David Lidington, the Minister for Europe, has responded to the findings by saying that “reports such as these are worrying and further emphasise the need for increased transparency across all EU institutional budgets”.
That’s very easy for him to say, but will anyone ever really be held to account for these failings? I fear we all know the answer to that one, given the EU’s record on dealing with financial mismanagement.

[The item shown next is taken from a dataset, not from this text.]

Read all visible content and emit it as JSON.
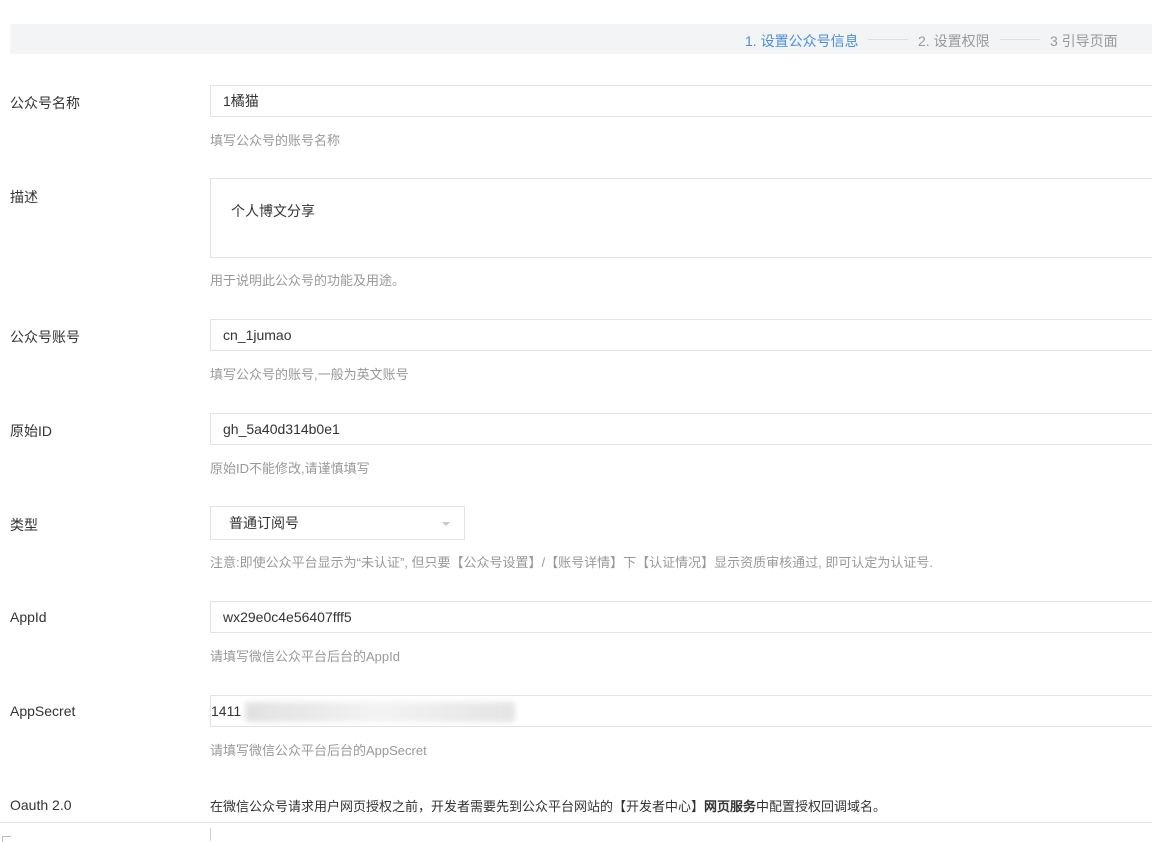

It’s not as if this is the first financial controversy to hit the European Union. In 1999, the entire European Commission, then led by Jacques Santer, resigned following a report “exposing fraud, corruption and mismanagement at senior levels”. While then-Shadow Foreign Secretary (and now Cabinet Office Minister) Francis Maude said that “British taxpayers need to be protected from being short-changed in Europe”, it is a disgrace that this warning still applies today.
Last year the European Court of Auditors refused to sign off the EU’s accounts. For the 16th year in a row. Yes, that’s right – EU accounts haven’t been cleared for 16 years. The two largest areas of EU expenditure – agriculture and regional spending – continue to be “materially affected by error”. Yet the Brussels machine still has the audacity to be demanding even more of our money.
I have previously written about how Members of the European Parliament and EU civil servants don’t seem to live in the real world – and they don’t seem like returning to reality any time soon.
MPs will today vote on a motion to give the British people a say on our relationship with the European Union for the first time in over 36 years. Given the waste that continues to come from Brussels (and Strasbourg), can they afford not to listen to the people?